Einige praktische Hinweise aus der Spezifikationsarbeit an exponierten Hotel- und Restaurantheizung-Projekten:

  • IP65 ist bei vollständig exponierten Installationen nicht verhandelbar. Eine niedrigere Schutzart macht die Installation ungültig, sobald windgetriebener Regen erstmals in das Gehäuse eindringt.

  • Höhere Montagepositionen und exponierte Standorte verlangen in der Regel nach leistungsstärkeren Modellen mit größerer Strahlreichweite. Die Geometrie führt Sie in der Baureihe nach oben, nicht nach unten.

  • Die gerichtete Ausrichtung ist im Außenbereich der größte Hebel. Ein Next 3000W, der auf eine Sitzfläche gerichtet ist, übertrifft ein omnidirektionales Gerät mit der doppelten Wattzahl, das in die Umgebungsluft abstrahlt.

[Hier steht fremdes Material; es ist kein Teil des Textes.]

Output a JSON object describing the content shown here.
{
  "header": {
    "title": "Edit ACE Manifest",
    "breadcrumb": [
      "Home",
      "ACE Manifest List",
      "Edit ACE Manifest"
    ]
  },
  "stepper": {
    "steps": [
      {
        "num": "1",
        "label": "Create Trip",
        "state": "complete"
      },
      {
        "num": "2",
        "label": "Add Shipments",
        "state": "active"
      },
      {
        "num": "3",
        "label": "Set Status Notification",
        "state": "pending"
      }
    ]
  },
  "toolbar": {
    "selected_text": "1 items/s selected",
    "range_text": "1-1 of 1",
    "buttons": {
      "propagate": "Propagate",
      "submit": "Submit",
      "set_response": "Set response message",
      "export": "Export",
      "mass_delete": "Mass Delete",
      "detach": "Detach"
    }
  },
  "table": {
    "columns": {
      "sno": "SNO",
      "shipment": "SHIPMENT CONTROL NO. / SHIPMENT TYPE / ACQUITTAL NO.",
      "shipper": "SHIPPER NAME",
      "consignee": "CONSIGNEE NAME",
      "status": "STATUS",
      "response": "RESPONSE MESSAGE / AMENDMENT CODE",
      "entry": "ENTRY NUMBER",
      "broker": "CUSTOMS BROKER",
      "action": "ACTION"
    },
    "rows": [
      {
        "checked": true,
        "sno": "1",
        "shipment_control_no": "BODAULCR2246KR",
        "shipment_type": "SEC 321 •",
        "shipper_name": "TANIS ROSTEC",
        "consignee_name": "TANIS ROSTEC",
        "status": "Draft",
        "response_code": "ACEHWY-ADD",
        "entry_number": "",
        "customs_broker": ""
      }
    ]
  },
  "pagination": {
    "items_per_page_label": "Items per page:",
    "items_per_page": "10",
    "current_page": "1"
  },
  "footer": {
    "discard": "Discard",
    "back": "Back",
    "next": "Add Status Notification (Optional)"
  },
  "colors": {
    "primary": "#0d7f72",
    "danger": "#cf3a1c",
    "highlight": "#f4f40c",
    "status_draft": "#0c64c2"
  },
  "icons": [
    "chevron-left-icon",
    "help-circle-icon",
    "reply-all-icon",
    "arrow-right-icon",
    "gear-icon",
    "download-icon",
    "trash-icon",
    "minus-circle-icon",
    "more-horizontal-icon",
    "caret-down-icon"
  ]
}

  • Eine Aufwärmzeit von 15 Sekunden zählt im Servicebetrieb. Die Wärme ist beim Gast, bevor der Gast sitzt, sodass kein Vorheizritual vor jeder Belegung nötig ist.

  • Vollelektrische Spezifikationen umgehen Gasleitung, Abgasführung und die Berechnung der Verbrennungslüftung. Die Standortfreigabe erfolgt bei dichten urbanen Gastronomieausbauten meist schneller.

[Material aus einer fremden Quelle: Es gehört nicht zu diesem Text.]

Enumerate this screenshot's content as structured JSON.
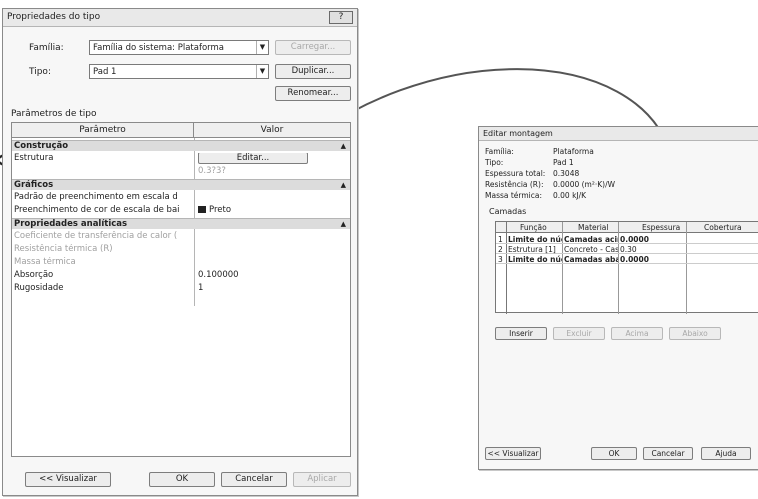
{
  "type_dialog": {
    "title": "Propriedades do tipo",
    "close": "?",
    "family_label": "Família:",
    "family_value": "Família do sistema: Plataforma",
    "load_button": "Carregar...",
    "type_label": "Tipo:",
    "type_value": "Pad 1",
    "duplicate_button": "Duplicar...",
    "rename_button": "Renomear...",
    "params_label": "Parâmetros de tipo",
    "col_param": "Parâmetro",
    "col_value": "Valor",
    "groups": {
      "construction": "Construção",
      "graphics": "Gráficos",
      "analytic": "Propriedades analíticas"
    },
    "rows": {
      "structure": "Estrutura",
      "edit_button": "Editar...",
      "thickness_value": "0.3?3?",
      "coarse_pattern": "Padrão de preenchimento em escala d",
      "coarse_color": "Preenchimento de cor de escala de bai",
      "coarse_color_value": "Preto",
      "heat_coeff": "Coeficiente de transferência de calor (",
      "thermal_res": "Resistência térmica (R)",
      "thermal_mass": "Massa térmica",
      "absorption": "Absorção",
      "absorption_value": "0.100000",
      "roughness": "Rugosidade",
      "roughness_value": "1"
    },
    "preview_button": "<< Visualizar",
    "ok_button": "OK",
    "cancel_button": "Cancelar",
    "apply_button": "Aplicar"
  },
  "assembly_dialog": {
    "title": "Editar montagem",
    "info": [
      {
        "label": "Família:",
        "value": "Plataforma"
      },
      {
        "label": "Tipo:",
        "value": "Pad 1"
      },
      {
        "label": "Espessura total:",
        "value": "0.3048"
      },
      {
        "label": "Resistência (R):",
        "value": "0.0000 (m²·K)/W"
      },
      {
        "label": "Massa térmica:",
        "value": "0.00 kJ/K"
      }
    ],
    "layers_label": "Camadas",
    "cols": [
      "Função",
      "Material",
      "Espessura",
      "Cobertura"
    ],
    "layers": [
      {
        "num": "1",
        "function": "Limite do núcleo",
        "material": "Camadas acima",
        "thickness": "0.0000"
      },
      {
        "num": "2",
        "function": "Estrutura [1]",
        "material": "Concreto - Cas",
        "thickness": "0.30"
      },
      {
        "num": "3",
        "function": "Limite do núcleo",
        "material": "Camadas abaixo",
        "thickness": "0.0000"
      }
    ],
    "buttons": [
      "Inserir",
      "Excluir",
      "Acima",
      "Abaixo"
    ],
    "preview_button": "<< Visualizar",
    "ok_button": "OK",
    "cancel_button": "Cancelar",
    "help_button": "Ajuda"
  }
}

Installationsdisziplin gilt weiterhin. Ein zugelassener Elektriker, ein FI-Schutzschalter oder GFCI im Stromkreis und Abstand zu brennbaren Oberflächen gemäß Handbuch. Montageabstände und Lastdetails stehen in unserem Installationsleitfaden statt hier, aber das Prinzip bleibt gleich: Der Heizstrahler verdient seine IP-Schutzart nur, wenn die Installation sie respektiert.

Die Erkenntnis: Wind ist eine Frage der Physik, nicht der Leistung

Eine Außenheizung versagt nicht, weil der Heizstrahler zu schwach ist. Sie versagt, wenn der Heizstrahler ein Medium erwärmt, nämlich die Luft, die der Wind ständig ersetzt.

Infrarot-Wärmestrahlung umgeht das Problem, weil sie Menschen und Oberflächen direkt erwärmt. IP24, IP25 und IP65 zeigen Ihnen, welche Version dieses Heizstrahlers zu welcher Art von Raum passt. Stimmen Sie zuerst die Schutzart auf die Exposition ab, und wählen Sie dann das Modell, das zum Raum passt.

Die nächsten Entscheidungen betreffen Dimensionierung und Montage. Wir veröffentlichen Strahlungseffizienz, IP-Schutzarten und Strahlreichweite für jedes Modell, damit die Entscheidung zur Außenheizung auf Physik und nicht auf Versprechen basiert.